Obviously, even under the plan submitted by appellees, Lincoln County must be divided in order to achieve an acceptable district population. Under their plan, Marshall County would not have to be divided, but there is no evidence whatever in this record as to how these district lines were derived with respect to adjoining districts or with respect to the statutory plan as a whole.
We make no decision upon the entire plan, but we are of the opinion that the Chancellor erred in sustaining a piecemeal attack upon a small portion of it, in the absence of evidence demonstrating its impropriety. Although we do not and under this record cannot pass upon the validity of the statute as a whole, we are of the opinion that to permit separate, minute piecemeal attacks such as this would involve both the courts and the General Assembly in needless and protracted litigation over a subject for which the General Assembly has principal responsibility and in which it has primary authority.

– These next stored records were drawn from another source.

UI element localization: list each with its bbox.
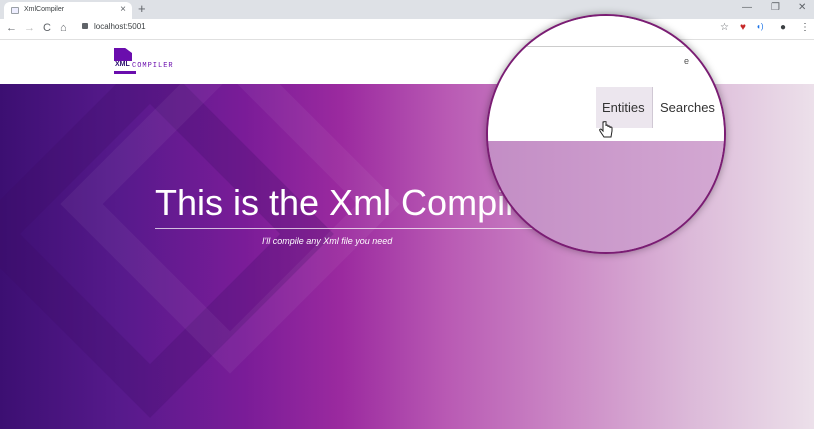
back-arrow-icon[interactable]: ← xyxy=(6,22,17,34)
reload-icon[interactable]: C xyxy=(43,22,51,34)
magnified-divider xyxy=(488,46,724,47)
nav-searches[interactable]: Searches xyxy=(660,100,715,115)
restore-button[interactable]: ❐ xyxy=(771,2,780,13)
home-icon[interactable]: ⌂ xyxy=(60,22,67,34)
nav-partial-text: e xyxy=(684,56,690,66)
account-icon[interactable]: ● xyxy=(780,22,786,33)
plus-icon[interactable]: + xyxy=(138,1,146,16)
shield-icon[interactable]: ♥ xyxy=(740,22,746,33)
lock-icon xyxy=(82,23,88,29)
url-text: localhost:5001 xyxy=(94,22,146,31)
hero-title: This is the Xml Compiler xyxy=(155,182,546,223)
tab-title: XmlCompiler xyxy=(24,6,65,13)
minimize-button[interactable]: — xyxy=(742,2,752,13)
forward-arrow-icon[interactable]: → xyxy=(24,22,35,34)
magnifier-callout: e Entities Searches xyxy=(486,14,726,254)
menu-icon[interactable]: ⋮ xyxy=(800,22,810,33)
extension-icon[interactable]: ◖) xyxy=(756,22,764,31)
browser-tab[interactable]: XmlCompiler × xyxy=(4,2,132,19)
logo-icon[interactable] xyxy=(114,48,132,61)
magnified-hero xyxy=(488,141,724,252)
hero-subtitle: I'll compile any Xml file you need xyxy=(262,236,393,246)
logo-underline xyxy=(114,71,136,74)
logo-xml[interactable]: XML xyxy=(115,61,130,68)
nav-entities-label: Entities xyxy=(602,100,645,115)
window-close-button[interactable]: ✕ xyxy=(798,2,806,13)
logo-compiler[interactable]: COMPILER xyxy=(132,62,174,70)
close-icon[interactable]: × xyxy=(120,4,126,15)
favicon-icon xyxy=(11,7,19,14)
hand-cursor-icon xyxy=(599,121,613,138)
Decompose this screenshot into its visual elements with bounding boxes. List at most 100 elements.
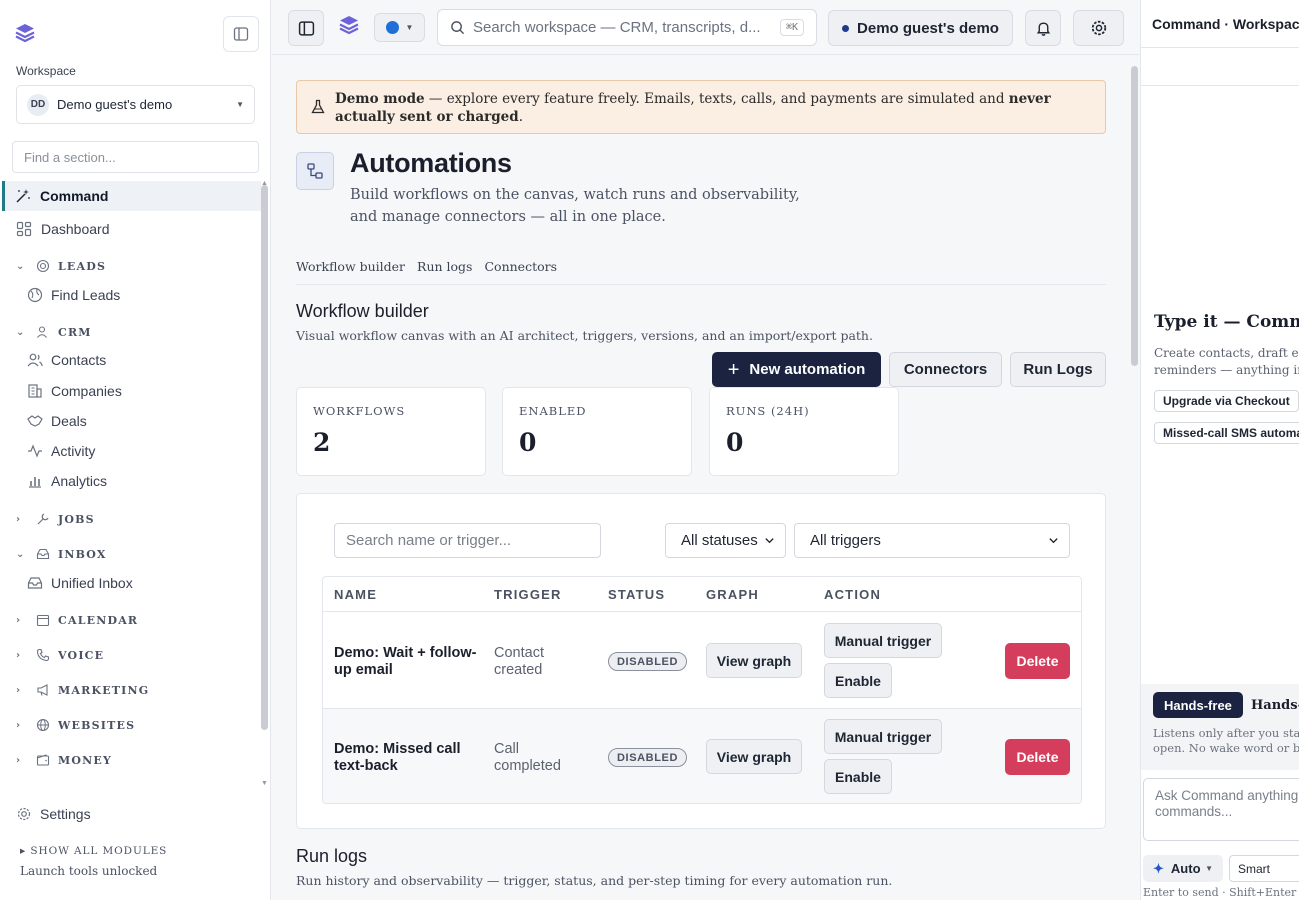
- delete-button[interactable]: Delete: [1005, 739, 1070, 775]
- workspace-search[interactable]: ⌘K: [437, 9, 817, 46]
- tab-run-logs[interactable]: Run logs: [417, 259, 472, 284]
- status-color-select[interactable]: ▼: [374, 13, 425, 42]
- column-header-name: NAME: [334, 587, 378, 602]
- automations-page-icon: [296, 152, 334, 190]
- workflow-trigger: Call completed: [494, 741, 561, 774]
- sidebar-item-deals[interactable]: Deals: [27, 413, 87, 429]
- table-row: Demo: Missed call text-back Call complet…: [323, 709, 1081, 803]
- suggestion-chip[interactable]: Upgrade via Checkout: [1154, 390, 1299, 412]
- sidebar-item-companies[interactable]: Companies: [27, 383, 122, 399]
- model-select[interactable]: Smart: [1229, 855, 1299, 882]
- plus-icon: +: [727, 358, 740, 381]
- sidebar-group-marketing[interactable]: › MARKETING: [16, 683, 149, 697]
- sidebar-item-settings[interactable]: Settings: [16, 806, 91, 822]
- tab-connectors[interactable]: Connectors: [484, 259, 557, 284]
- sidebar-group-jobs[interactable]: › JOBS: [16, 512, 95, 526]
- chevron-down-icon: ▼: [405, 23, 414, 32]
- wallet-icon: [36, 754, 50, 766]
- search-input[interactable]: [473, 19, 780, 36]
- layers-logo-icon[interactable]: [338, 14, 360, 36]
- sidebar-scrollbar[interactable]: [261, 185, 268, 730]
- new-automation-label: New automation: [749, 361, 866, 378]
- enable-button[interactable]: Enable: [824, 663, 892, 698]
- sidebar-item-label: Companies: [51, 383, 122, 399]
- sparkle-icon: ✦: [1153, 860, 1164, 876]
- scroll-down-arrow[interactable]: ▼: [261, 780, 268, 787]
- filter-search-input[interactable]: [334, 523, 601, 558]
- run-logs-button[interactable]: Run Logs: [1010, 352, 1106, 387]
- status-badge: DISABLED: [608, 652, 688, 671]
- sidebar-group-websites[interactable]: › WEBSITES: [16, 718, 135, 732]
- workflow-name: Demo: Missed call text-back: [334, 741, 461, 774]
- sidebar-item-unified-inbox[interactable]: Unified Inbox: [27, 575, 133, 591]
- chevron-down-icon: ▼: [236, 100, 244, 109]
- sidebar-group-calendar[interactable]: › CALENDAR: [16, 613, 138, 627]
- notifications-button[interactable]: [1025, 10, 1061, 46]
- sidebar-item-find-leads[interactable]: Find Leads: [27, 287, 120, 303]
- sidebar-item-label: Settings: [40, 806, 91, 822]
- stat-label: RUNS (24H): [726, 404, 810, 418]
- enable-button[interactable]: Enable: [824, 759, 892, 794]
- workspace-select[interactable]: DD Demo guest's demo ▼: [16, 85, 255, 124]
- trigger-filter-value: All triggers: [810, 532, 881, 549]
- sidebar-item-label: Find Leads: [51, 287, 121, 303]
- app-logo-icon[interactable]: [14, 22, 36, 44]
- auto-mode-select[interactable]: ✦ Auto ▼: [1143, 855, 1223, 882]
- sidebar-group-voice[interactable]: › VOICE: [16, 648, 104, 662]
- collapse-sidebar-button[interactable]: [223, 16, 259, 52]
- sidebar-group-leads[interactable]: ⌄ LEADS: [16, 259, 106, 273]
- chevron-right-icon: ›: [16, 649, 22, 661]
- phone-icon: [36, 648, 50, 662]
- trigger-filter-select[interactable]: All triggers: [794, 523, 1070, 558]
- workspace-label: Workspace: [16, 64, 76, 78]
- sidebar-group-money[interactable]: › MONEY: [16, 753, 112, 767]
- status-filter-select[interactable]: All statuses: [665, 523, 786, 558]
- sidebar-group-crm[interactable]: ⌄ CRM: [16, 325, 92, 339]
- view-graph-button[interactable]: View graph: [706, 643, 802, 678]
- find-section-input[interactable]: [12, 141, 259, 173]
- workflow-builder-title: Workflow builder: [296, 301, 429, 321]
- workflow-builder-description: Visual workflow canvas with an AI archit…: [296, 328, 873, 343]
- chevron-right-icon: ›: [16, 614, 22, 626]
- show-all-modules-link[interactable]: ▸ SHOW ALL MODULES: [20, 845, 167, 857]
- magic-wand-icon: [16, 189, 30, 203]
- manual-trigger-button[interactable]: Manual trigger: [824, 623, 942, 658]
- stat-value: 2: [313, 428, 331, 457]
- column-header-status: STATUS: [608, 587, 666, 602]
- tab-workflow-builder[interactable]: Workflow builder: [296, 259, 405, 284]
- group-label: VOICE: [58, 648, 105, 662]
- stat-workflows: WORKFLOWS 2: [296, 387, 486, 476]
- demo-label: Demo guest's demo: [857, 19, 999, 37]
- demo-workspace-button[interactable]: Demo guest's demo: [828, 10, 1013, 46]
- delete-button[interactable]: Delete: [1005, 643, 1070, 679]
- divider: [1141, 47, 1299, 48]
- sidebar-group-inbox[interactable]: ⌄ INBOX: [16, 547, 107, 561]
- ask-command-input[interactable]: [1143, 778, 1299, 841]
- sidebar-item-analytics[interactable]: Analytics: [27, 473, 107, 489]
- sidebar-item-command[interactable]: Command: [2, 181, 261, 211]
- chevron-down-icon: ⌄: [16, 260, 26, 272]
- gear-icon: [17, 807, 31, 821]
- connectors-button[interactable]: Connectors: [889, 352, 1002, 387]
- sidebar-item-contacts[interactable]: Contacts: [27, 352, 106, 368]
- hands-free-button[interactable]: Hands-free: [1153, 692, 1243, 718]
- command-panel-title: Command · Workspace: [1152, 16, 1299, 32]
- view-graph-button[interactable]: View graph: [706, 739, 802, 774]
- group-label: MONEY: [58, 753, 113, 767]
- users-icon: [37, 326, 47, 338]
- group-label: MARKETING: [58, 683, 150, 697]
- sidebar-item-dashboard[interactable]: Dashboard: [16, 214, 110, 244]
- suggestion-chip[interactable]: Missed-call SMS automat: [1154, 422, 1299, 444]
- new-automation-button[interactable]: + New automation: [712, 352, 881, 387]
- section-tabs: Workflow builder Run logs Connectors: [296, 259, 1106, 285]
- main-scrollbar[interactable]: [1131, 66, 1138, 366]
- sidebar-item-label: Dashboard: [41, 221, 110, 237]
- contacts-icon: [27, 353, 43, 367]
- sidebar-item-activity[interactable]: Activity: [27, 443, 95, 459]
- chevron-down-icon: ⌄: [16, 548, 26, 560]
- manual-trigger-button[interactable]: Manual trigger: [824, 719, 942, 754]
- stat-runs-24h: RUNS (24H) 0: [709, 387, 899, 476]
- description-line: Listens only after you start: [1153, 726, 1299, 740]
- toggle-sidebar-button[interactable]: [288, 10, 324, 46]
- settings-button[interactable]: [1073, 10, 1124, 46]
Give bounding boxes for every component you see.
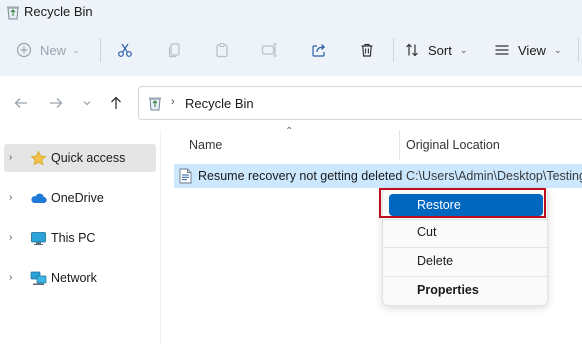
properties-menu-label: Properties <box>417 283 479 297</box>
copy-button[interactable] <box>162 38 186 62</box>
delete-button[interactable] <box>355 38 379 62</box>
chevron-right-icon[interactable]: › <box>9 152 12 163</box>
title-bar: Recycle Bin <box>0 0 582 24</box>
file-row[interactable]: Resume recovery not getting deleted C:\U… <box>174 164 582 188</box>
share-icon <box>312 44 326 57</box>
view-list-icon <box>495 45 509 55</box>
sort-ascending-icon: ⌃ <box>285 126 294 137</box>
column-resize-handle[interactable] <box>399 130 400 160</box>
share-button[interactable] <box>307 38 331 62</box>
up-button[interactable] <box>107 94 125 112</box>
rename-icon <box>261 43 277 57</box>
delete-menu-item[interactable]: Delete <box>389 250 543 272</box>
copy-icon <box>168 43 180 58</box>
trash-icon <box>361 43 373 57</box>
sidebar-item-label: Quick access <box>51 151 126 165</box>
file-name: Resume recovery not getting deleted <box>198 169 403 183</box>
cut-button[interactable] <box>113 38 137 62</box>
chevron-down-icon: ⌄ <box>553 44 562 55</box>
address-bar[interactable]: › Recycle Bin <box>138 86 582 120</box>
toolbar-divider <box>393 38 394 62</box>
arrow-right-icon <box>50 98 63 108</box>
column-header-original-location[interactable]: Original Location <box>406 138 500 152</box>
delete-menu-label: Delete <box>417 254 454 268</box>
chevron-right-icon[interactable]: › <box>9 272 12 283</box>
restore-highlight-outline <box>379 188 546 218</box>
recycle-bin-icon <box>7 6 19 20</box>
file-original-location: C:\Users\Admin\Desktop\Testing <box>406 169 582 183</box>
sort-button[interactable]: Sort ⌄ <box>404 38 467 62</box>
sidebar-item-onedrive[interactable]: › OneDrive <box>4 184 156 212</box>
cut-menu-item[interactable]: Cut <box>389 221 543 243</box>
column-header-row: ⌃ Name Original Location <box>161 126 582 162</box>
toolbar-divider <box>578 38 579 62</box>
forward-button[interactable] <box>47 94 65 112</box>
toolbar-divider <box>100 38 101 62</box>
sidebar-item-label: Network <box>51 271 97 285</box>
document-icon <box>179 168 192 184</box>
properties-menu-item[interactable]: Properties <box>389 279 543 301</box>
menu-separator <box>384 219 548 220</box>
monitor-icon <box>31 232 46 245</box>
chevron-right-icon[interactable]: › <box>9 192 12 203</box>
view-button[interactable]: View ⌄ <box>494 38 562 62</box>
chevron-right-icon[interactable]: › <box>9 232 12 243</box>
back-button[interactable] <box>12 94 30 112</box>
sidebar-item-label: This PC <box>51 231 96 245</box>
network-icon <box>30 271 47 285</box>
breadcrumb-recycle-bin[interactable]: Recycle Bin <box>185 96 254 111</box>
menu-separator <box>384 247 548 248</box>
rename-button[interactable] <box>258 38 282 62</box>
sort-icon <box>406 43 418 57</box>
scissors-icon <box>118 43 132 57</box>
menu-separator <box>384 276 548 277</box>
chevron-down-icon <box>83 101 91 106</box>
column-header-name[interactable]: Name <box>189 138 222 152</box>
window-title: Recycle Bin <box>24 4 93 19</box>
recent-locations-button[interactable] <box>78 94 96 112</box>
cloud-icon <box>31 193 47 204</box>
sidebar-item-network[interactable]: › Network <box>4 264 156 292</box>
view-button-label: View <box>518 42 546 58</box>
paste-button[interactable] <box>210 38 234 62</box>
command-bar: New ⌄ Sort ⌄ View ⌄ <box>0 24 582 76</box>
chevron-down-icon: ⌄ <box>72 44 80 55</box>
new-button[interactable]: New ⌄ <box>16 38 80 62</box>
sort-button-label: Sort <box>428 42 452 58</box>
sidebar-item-label: OneDrive <box>51 191 104 205</box>
new-button-label: New <box>40 42 67 58</box>
cut-menu-label: Cut <box>417 225 437 239</box>
clipboard-icon <box>216 42 228 58</box>
chevron-down-icon: ⌄ <box>459 44 468 55</box>
arrow-left-icon <box>14 98 27 108</box>
plus-circle-icon <box>16 42 32 58</box>
star-icon <box>30 150 47 166</box>
sidebar-item-this-pc[interactable]: › This PC <box>4 224 156 252</box>
arrow-up-icon <box>111 96 121 109</box>
chevron-right-icon[interactable]: › <box>171 96 175 108</box>
sidebar-item-quick-access[interactable]: › Quick access <box>4 144 156 172</box>
recycle-bin-icon <box>149 97 161 111</box>
navigation-pane: › Quick access › OneDrive › This PC › Ne… <box>0 130 160 344</box>
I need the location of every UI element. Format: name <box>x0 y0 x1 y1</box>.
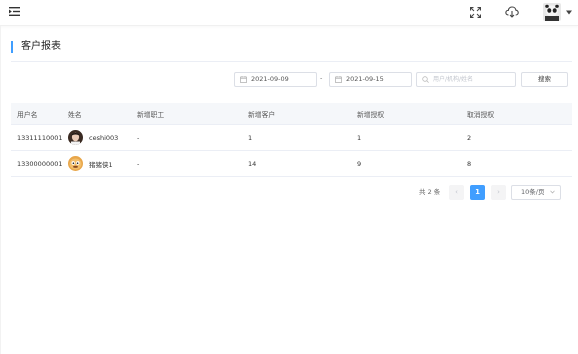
search-button[interactable]: 搜索 <box>521 72 568 87</box>
report-table: 用户名 姓名 新增职工 新增客户 新增授权 取消授权 13311110001 c… <box>11 103 572 177</box>
column-header-name[interactable]: 姓名 <box>68 103 82 124</box>
cell-name-text: 猪猪侠1 <box>89 160 113 169</box>
table-row[interactable]: 13311110001 ceshi003 - 1 1 2 <box>11 125 572 151</box>
column-header-new-staff[interactable]: 新增职工 <box>137 103 164 124</box>
column-header-new-auth[interactable]: 新增授权 <box>357 103 384 124</box>
user-avatar[interactable] <box>543 3 561 21</box>
pagination-total: 共 2 条 <box>419 188 441 196</box>
end-date-picker[interactable]: 2021-09-15 <box>329 72 412 87</box>
cell-new-staff: - <box>137 159 140 168</box>
cell-username: 13311110001 <box>17 133 63 142</box>
table-header: 用户名 姓名 新增职工 新增客户 新增授权 取消授权 <box>11 103 572 125</box>
cell-name: ceshi003 <box>68 125 118 150</box>
page-size-value: 10条/页 <box>521 188 545 196</box>
cloud-download-icon[interactable] <box>505 6 519 18</box>
fullscreen-icon[interactable] <box>470 7 481 18</box>
search-field <box>416 72 516 87</box>
sidebar-edge <box>0 26 1 354</box>
column-header-username[interactable]: 用户名 <box>17 103 37 124</box>
cell-cancel-auth: 2 <box>467 133 472 142</box>
cell-new-customers: 1 <box>248 133 253 142</box>
column-header-new-customers[interactable]: 新增客户 <box>248 103 275 124</box>
pagination-next-button[interactable]: › <box>491 185 506 200</box>
column-header-cancel-auth[interactable]: 取消授权 <box>467 103 494 124</box>
cell-new-auth: 9 <box>357 159 362 168</box>
page-title: 客户报表 <box>21 41 61 52</box>
cell-name: 猪猪侠1 <box>68 151 113 176</box>
search-icon <box>422 76 429 83</box>
row-avatar <box>68 130 83 145</box>
chevron-down-icon <box>550 190 555 194</box>
pagination-page-1[interactable]: 1 <box>470 185 485 200</box>
cell-name-text: ceshi003 <box>89 133 119 142</box>
date-range-separator: - <box>320 74 323 82</box>
cell-cancel-auth: 8 <box>467 159 472 168</box>
cell-username: 13300000001 <box>17 159 63 168</box>
end-date-value: 2021-09-15 <box>346 75 384 83</box>
cell-new-staff: - <box>137 133 140 142</box>
title-divider <box>11 61 572 62</box>
cell-new-auth: 1 <box>357 133 362 142</box>
start-date-picker[interactable]: 2021-09-09 <box>234 72 317 87</box>
pagination-prev-button[interactable]: ‹ <box>449 185 464 200</box>
page-size-select[interactable]: 10条/页 <box>511 185 561 200</box>
search-input[interactable] <box>433 73 511 86</box>
row-avatar <box>68 156 83 171</box>
start-date-value: 2021-09-09 <box>251 75 289 83</box>
top-header <box>0 0 578 26</box>
menu-fold-icon[interactable] <box>9 6 20 17</box>
calendar-icon <box>335 76 342 83</box>
caret-down-icon[interactable] <box>566 10 572 15</box>
cell-new-customers: 14 <box>248 159 257 168</box>
title-accent-bar <box>11 41 13 53</box>
calendar-icon <box>240 76 247 83</box>
table-row[interactable]: 13300000001 猪猪侠1 - 14 9 8 <box>11 151 572 177</box>
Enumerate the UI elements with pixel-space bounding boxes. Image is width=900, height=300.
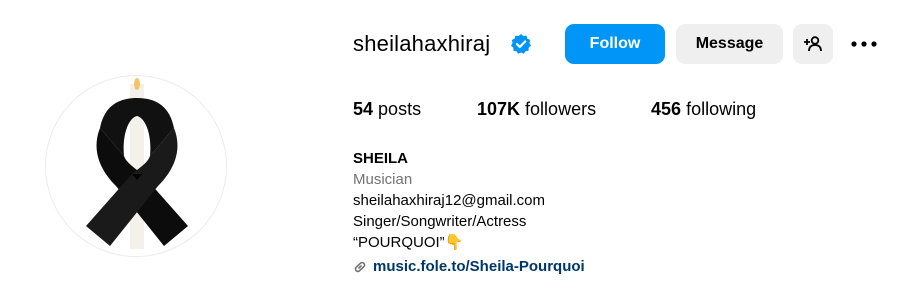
following-label: following <box>686 99 757 119</box>
posts-stat: 54 posts <box>353 99 421 120</box>
more-options-button[interactable] <box>845 30 883 58</box>
followers-label: followers <box>525 99 597 119</box>
profile-external-link[interactable]: music.fole.to/Sheila-Pourquoi <box>353 256 585 277</box>
profile-avatar[interactable] <box>45 75 227 257</box>
mourning-ribbon-icon <box>86 78 188 249</box>
profile-email: sheilahaxhiraj12@gmail.com <box>353 192 545 209</box>
link-icon <box>354 261 366 272</box>
profile-tagline: Singer/Songwriter/Actress <box>353 213 527 230</box>
followers-count: 107K <box>477 99 521 119</box>
suggest-accounts-button[interactable] <box>793 24 833 64</box>
profile-display-name: SHEILA <box>353 150 409 167</box>
profile-link-text: music.fole.to/Sheila-Pourquoi <box>373 258 585 275</box>
following-stat[interactable]: 456 following <box>651 99 756 120</box>
verified-badge-icon <box>510 33 532 55</box>
more-options-icon <box>851 41 877 47</box>
profile-category: Musician <box>353 171 413 188</box>
profile-quote: “POURQUOI”👇 <box>353 234 464 251</box>
follow-button[interactable]: Follow <box>565 24 665 64</box>
followers-stat[interactable]: 107K followers <box>477 99 596 120</box>
following-count: 456 <box>651 99 682 119</box>
posts-count: 54 <box>353 99 374 119</box>
posts-label: posts <box>378 99 422 119</box>
person-add-icon <box>804 36 822 52</box>
message-button[interactable]: Message <box>676 24 783 64</box>
profile-username: sheilahaxhiraj <box>353 31 491 56</box>
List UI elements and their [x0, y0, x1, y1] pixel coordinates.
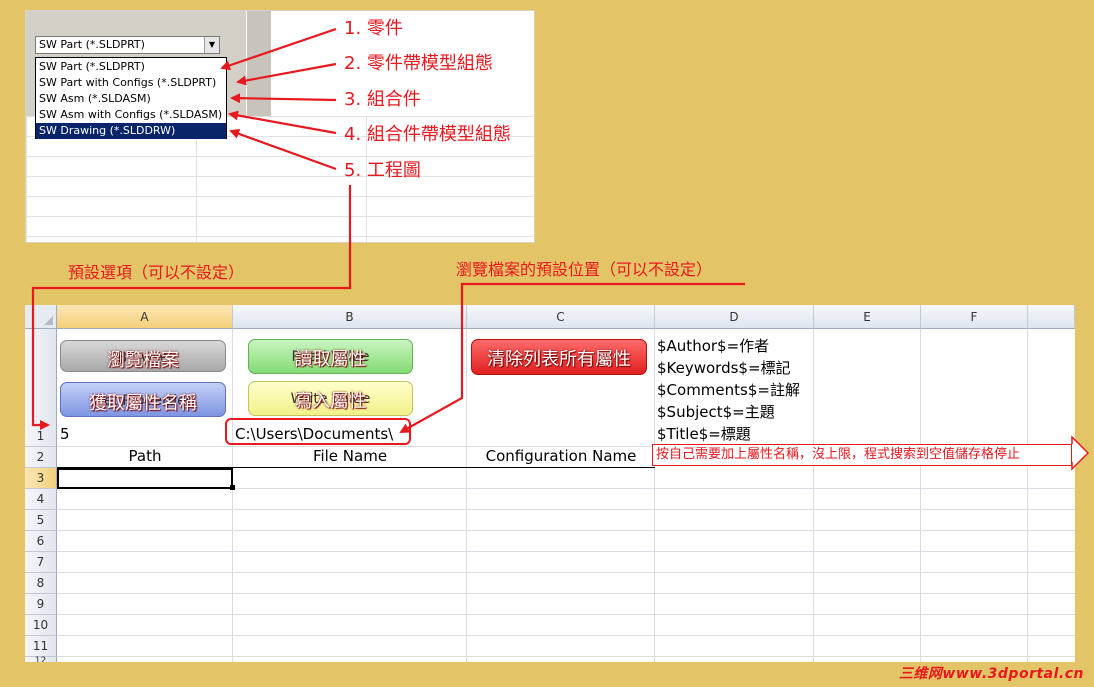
gridline — [232, 329, 233, 662]
column-header-g[interactable] — [1028, 305, 1075, 329]
gridline — [920, 329, 921, 662]
row-header-11[interactable]: 11 — [25, 636, 57, 657]
column-header-b[interactable]: B — [233, 305, 467, 329]
column-header-f[interactable]: F — [921, 305, 1028, 329]
header-file-name[interactable]: File Name — [233, 447, 467, 465]
gridline — [57, 656, 1075, 657]
annotation-drawing: 5. 工程圖 — [344, 160, 421, 181]
write-value-button[interactable]: Write Value 寫入屬性 — [248, 381, 413, 416]
gridline — [466, 329, 467, 662]
annotation-assembly-configs: 4. 組合件帶模型組態 — [344, 124, 511, 145]
property-tag-title: $Title$=標題 — [657, 425, 751, 443]
property-tag-comments: $Comments$=註解 — [657, 381, 800, 399]
column-header-e[interactable]: E — [814, 305, 921, 329]
row-header-4[interactable]: 4 — [25, 489, 57, 510]
row-header-1[interactable]: 1 — [25, 329, 57, 447]
path-highlight-box — [225, 418, 411, 445]
browse-button-overlay-label: 瀏覽檔案 — [107, 350, 179, 371]
gridline — [57, 614, 1075, 615]
gridline — [1027, 329, 1028, 662]
chevron-down-icon[interactable]: ▼ — [204, 37, 219, 53]
browse-button[interactable]: Browse 瀏覽檔案 — [60, 340, 226, 372]
property-tag-author: $Author$=作者 — [657, 337, 770, 355]
fill-handle[interactable] — [230, 485, 235, 490]
gridline — [57, 509, 1075, 510]
row-header-10[interactable]: 10 — [25, 615, 57, 636]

This Court has previously recognized the desirability of preserving county lines where possible and has also recognized that the state constitutional provisions have not been superseded by federal constitutional requirements. Nevertheless we find unpersuasive the contention of appel-lees, unsubstantiated by proof, that the lines as drawn by the General Assembly in this case will cause unnecessary voter confusion or inconvenience. An examination of the statute reveals that the urban communities of the state are divided in much greater detail and that district lines run down streets and portions of streets to a much greater extent than the divisions of Lincoln and Marshall Counties in the present case. These counties are divided only along existing county commission district lines. In the absence of evidence, we cannot presume that these divisions were arbitrarily made or that they would have the effect upon voters asserted in argument.
The judgment of the Chancellor is reversed and the suit is dismissed at the cost of appellees. The cause will be remanded to the trial court for collection of costs accrued there and for any further orders which may be necessary.